Downloadding Ownership data for US listed REITs

Dear Sir/Madam,

 I am a PhD student in the REP department at University of Reading, currently working on a research project that requires historical investor ownership data for European and US-listed Real Estate Investment Trusts (REITs).

Our university provides access to LSEG data, and I have been attempting to use the LSEG Data Library for Python (via Anaconda/Jupyter Notebook) to download this information. I have successfully downloaded all the investor data for European listed REITs, however I can't download the data for US listed REITs. I can't even access the RICs for the US market so I have to import a csv file which I generated for all the RICs to proceed the downloading, while I can use python to get the RICs for the European listed REITs. Also, while I can establish a session and download some financial data, I am encountering persistent and significant issues when trying to retrieve **investor ownership data** for a list of US REITs.

The primary errors I'm encountering, even after extensive troubleshooting (including fetching data for one instrument at a time, adjusting request batch sizes, implementing significant delays between requests, and multiple retries), are network-related and include:

Asynchronous Query library internal error

ReadTimeout('timed out')

[WinError 10054] An existing connection was forcibly closed by the remote host

These errors often point to the LSEG API endpoint `http://localhost:9000/api/udf`, suggesting potential issues with the local LSEG service/proxy or the API endpoint's stability for these specific data requests. Interestingly, I can retrieve some data types for individual US RICs, which suggests my basic API access is functional, but bulk or specific ownership data retrieval is problematic. Content Set : Ownership (Shareholdings)

I have consulted your LSEG Helpdesk and runned a live session, after several shooting they suspect that this could be a developer level issue, because they have confirm that the code is running.

I have attached the code and the log file for your reference.

Many thanks in advance,

Best regards,

Yusuf Zhang

Answers

  • Jirapongse
    Jirapongse ✭✭✭✭✭

    @Yusuf212122

    Thank you for reaching out to us.

    I checked the log file and found that the problem happens with this request.

    {'Entity': {'E': 'DataGrid_StandardAsync', 'W': {'requests': [{'instruments': ['FRT.N'], 'fields': [{'name': 'TR.INVESTORFULLNAME'}, {'name': 'TR.PCTOFSHARESOUTHELD'}, {'name': 'TR.ADJSHARESHELD'}, {'name': 'TR.INVESTORTYPE'}, {'name': 'TR.INVESTORFULLNAME.DATE'}], 'parameters': {'SDate': '-50Y', 'EDate': '0D'}}]}}}

    It seems you requested data dating back 50 years.

    The library used in the desktop session is not intended for high-volume data requests. If you request large amounts of data, the request may time out.

    I tried the following code to get data dating back 1 week.

    ld.get_data(
        universe=['FRT.N'],
        fields = ['TR.INVESTORFULLNAME','TR.PCTOFSHARESOUTHELD','TR.ADJSHARESHELD','TR.INVESTORTYPE','TR.INVESTORFULLNAME.DATE'],
        parameters = {'SDate':'-1W','EDate':'0D'}
    )
    

    The response contains 12792 rows × 6 columns.

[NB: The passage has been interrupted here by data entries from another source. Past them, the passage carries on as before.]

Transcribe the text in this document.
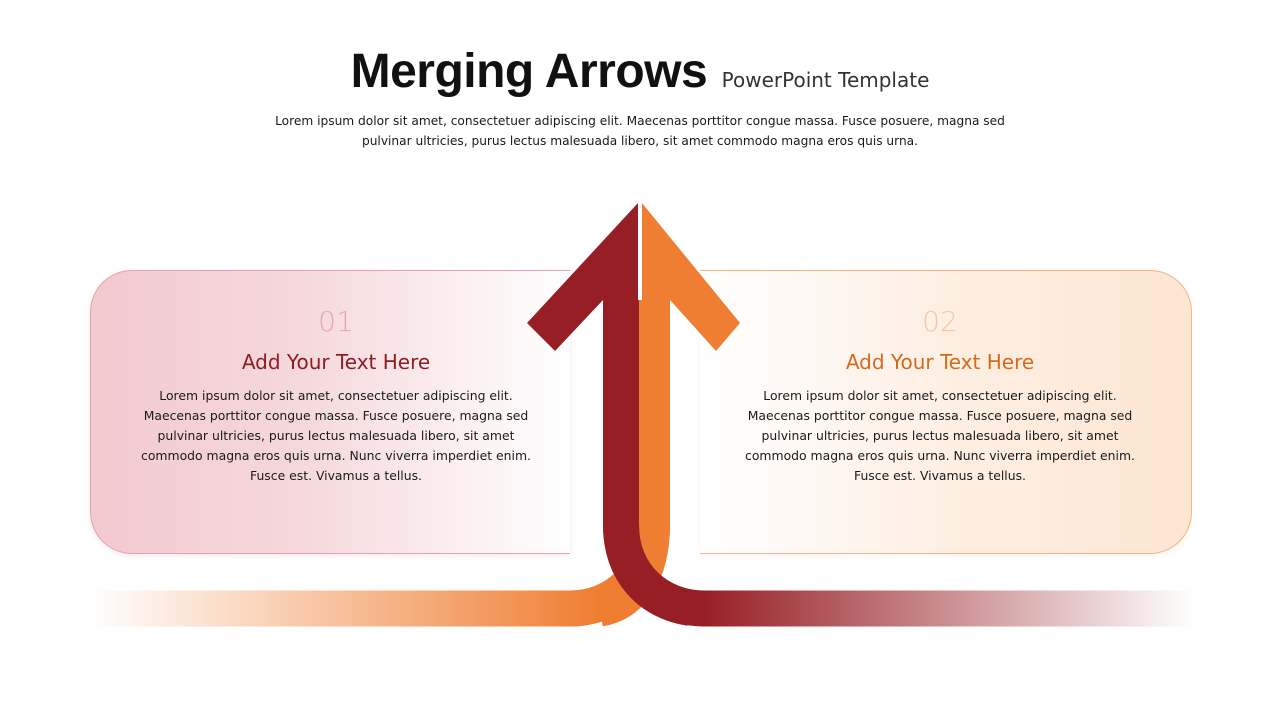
Merging Arrows PowerPoint Template
Lorem ipsum dolor sit amet, consectetuer adipiscing elit. Maecenas porttitor congue massa. Fusce posuere, magna sed pulvinar ultricies, purus lectus malesuada libero, sit amet commodo magna eros quis urna.
01
Add Your Text Here
Lorem ipsum dolor sit amet, consectetuer adipiscing elit. Maecenas porttitor congue massa. Fusce posuere, magna sed pulvinar ultricies, purus lectus malesuada libero, sit amet commodo magna eros quis urna. Nunc viverra imperdiet enim. Fusce est. Vivamus a tellus.
02
Add Your Text Here
Lorem ipsum dolor sit amet, consectetuer adipiscing elit. Maecenas porttitor congue massa. Fusce posuere, magna sed pulvinar ultricies, purus lectus malesuada libero, sit amet commodo magna eros quis urna. Nunc viverra imperdiet enim. Fusce est. Vivamus a tellus.
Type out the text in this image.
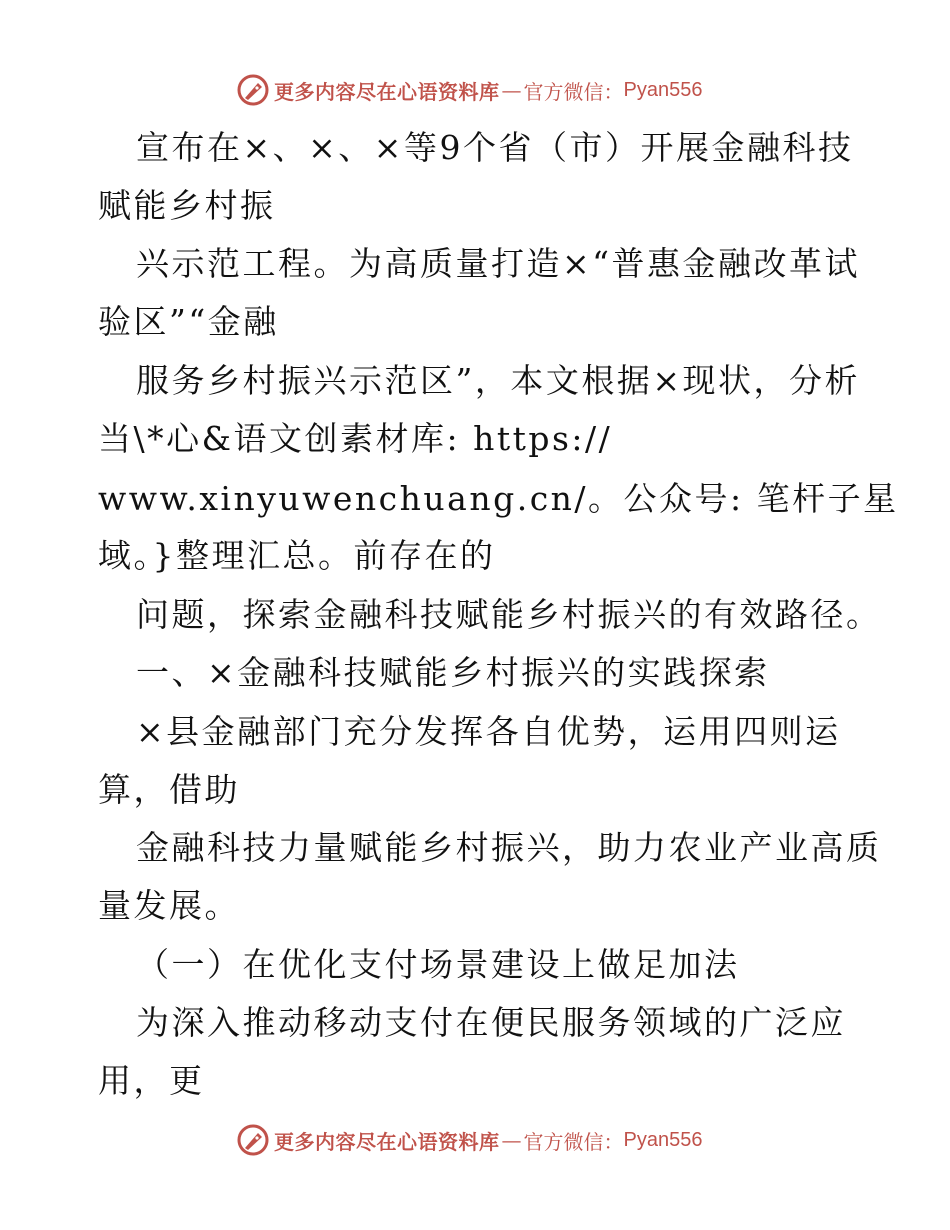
更多内容尽在心语资料库 — 官方微信： Pyan556
宣布在×、×、×等9个省（市）开展金融科技
赋能乡村振
兴示范工程。为高质量打造×“普惠金融改革试
验区”“金融
服务乡村振兴示范区”，本文根据×现状，分析
当\*心&语文创素材库: https://
www.xinyuwenchuang.cn/。公众号: 笔杆子星
域。}整理汇总。前存在的
问题，探索金融科技赋能乡村振兴的有效路径。
一、×金融科技赋能乡村振兴的实践探索
×县金融部门充分发挥各自优势，运用四则运
算，借助
金融科技力量赋能乡村振兴，助力农业产业高质
量发展。
（一）在优化支付场景建设上做足加法
为深入推动移动支付在便民服务领域的广泛应
用，更
更多内容尽在心语资料库 — 官方微信： Pyan556
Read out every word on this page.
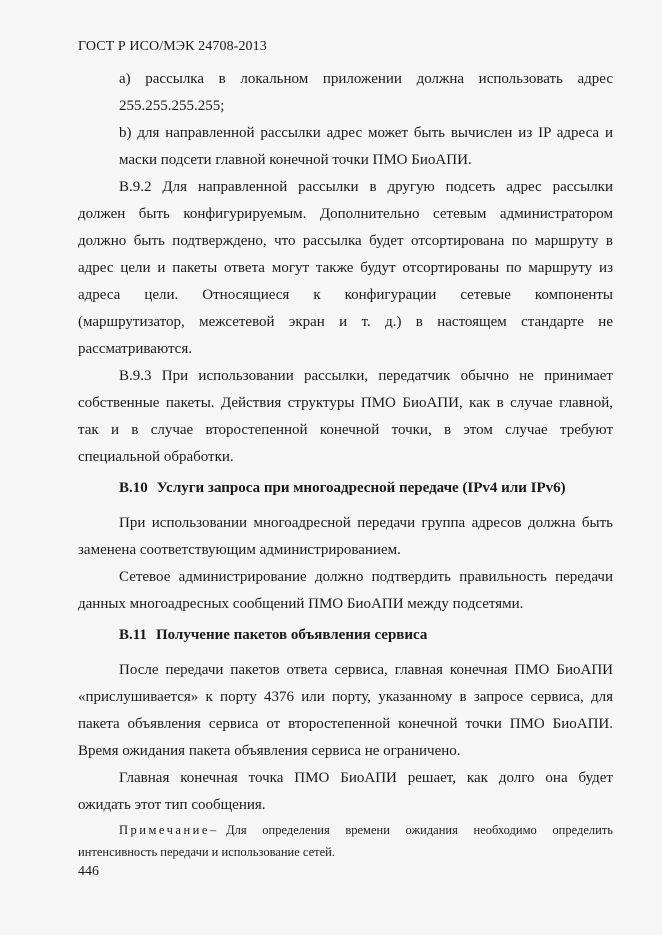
ГОСТ Р ИСО/МЭК 24708-2013
а) рассылка в локальном приложении должна использовать адрес
255.255.255.255;
b) для направленной рассылки адрес может быть вычислен из IP адреса и
маски подсети главной конечной точки ПМО БиоАПИ.
В.9.2 Для направленной рассылки в другую подсеть адрес рассылки
должен быть конфигурируемым. Дополнительно сетевым администратором
должно быть подтверждено, что рассылка будет отсортирована по маршруту в
адрес цели и пакеты ответа могут также будут отсортированы по маршруту из
адреса цели. Относящиеся к конфигурации сетевые компоненты
(маршрутизатор, межсетевой экран и т. д.) в настоящем стандарте не
рассматриваются.
В.9.3 При использовании рассылки, передатчик обычно не принимает
собственные пакеты. Действия структуры ПМО БиоАПИ, как в случае главной,
так и в случае второстепенной конечной точки, в этом случае требуют
специальной обработки.
В.10 Услуги запроса при многоадресной передаче (IPv4 или IPv6)
При использовании многоадресной передачи группа адресов должна быть
заменена соответствующим администрированием.
Сетевое администрирование должно подтвердить правильность передачи
данных многоадресных сообщений ПМО БиоАПИ между подсетями.
В.11 Получение пакетов объявления сервиса
После передачи пакетов ответа сервиса, главная конечная ПМО БиоАПИ
«прислушивается» к порту 4376 или порту, указанному в запросе сервиса, для
пакета объявления сервиса от второстепенной конечной точки ПМО БиоАПИ.
Время ожидания пакета объявления сервиса не ограничено.
Главная конечная точка ПМО БиоАПИ решает, как долго она будет
ожидать этот тип сообщения.
Примечание – Для определения времени ожидания необходимо определить
интенсивность передачи и использование сетей.
446
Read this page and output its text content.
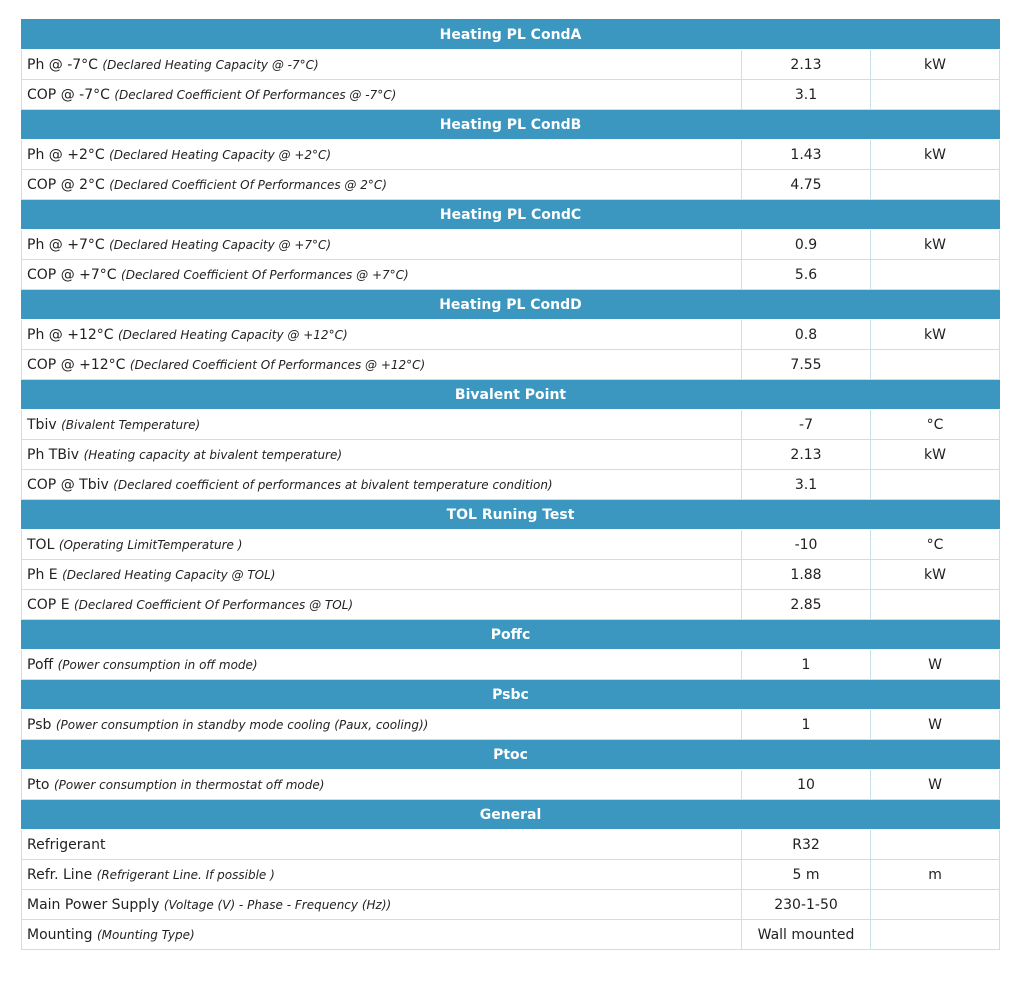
Heating PL CondA		
Ph @ -7°C (Declared Heating Capacity @ -7°C)	2.13	kW
COP @ -7°C (Declared Coefficient Of Performances @ -7°C)	3.1	
Heating PL CondB		
Ph @ +2°C (Declared Heating Capacity @ +2°C)	1.43	kW
COP @ 2°C (Declared Coefficient Of Performances @ 2°C)	4.75	
Heating PL CondC		
Ph @ +7°C (Declared Heating Capacity @ +7°C)	0.9	kW
COP @ +7°C (Declared Coefficient Of Performances @ +7°C)	5.6	
Heating PL CondD		
Ph @ +12°C (Declared Heating Capacity @ +12°C)	0.8	kW
COP @ +12°C (Declared Coefficient Of Performances @ +12°C)	7.55	
Bivalent Point		
Tbiv (Bivalent Temperature)	-7	°C
Ph TBiv (Heating capacity at bivalent temperature)	2.13	kW
COP @ Tbiv (Declared coefficient of performances at bivalent temperature condition)	3.1	
TOL Runing Test		
TOL (Operating LimitTemperature )	-10	°C
Ph E (Declared Heating Capacity @ TOL)	1.88	kW
COP E (Declared Coefficient Of Performances @ TOL)	2.85	
Poffc		
Poff (Power consumption in off mode)	1	W
Psbc		
Psb (Power consumption in standby mode cooling (Paux, cooling))	1	W
Ptoc		
Pto (Power consumption in thermostat off mode)	10	W
General		
Refrigerant	R32	
Refr. Line (Refrigerant Line. If possible )	5 m	m
Main Power Supply (Voltage (V) - Phase - Frequency (Hz))	230-1-50	
Mounting (Mounting Type)	Wall mounted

    For more information, please refer to the LSEG Data Library for Python - Reference Guide.

  • Yusuf212122
    Yusuf212122 Newcomer

    Hi Jirapongse,

    Thank you for your reply. I was using the same code to get 50 years of historical ownership data for all the public listed real estate companies in the Europe. My understanding is that the API is supposed to be used to get "large" data. I tried to shorten the duration from 50 years to 5 years, but the problem remains.

    Best regards,

    Yusuf

  • Jirapongse
    Jirapongse ✭✭✭✭✭

    @Yusuf212122

    No, the get_data method is not designed to get large data.

    You may contact your administrator, who can then reach out to the LSEG account or sales team for alternative solutions.

  • Yusuf212122
    Yusuf212122 Newcomer

    The get_data method supposed to be designed to get large data, plus I can get large data for European market via the get_data method, it is clearly a design fault that I can't get the same data for US market.

    Please fix it not try to push the problem away!!!!

  • Jirapongse
    Jirapongse ✭✭✭✭✭

    @Yusuf212122

    I was stated in the document.

    image.png

    If the application requests a lot of data, the server can timeout the request.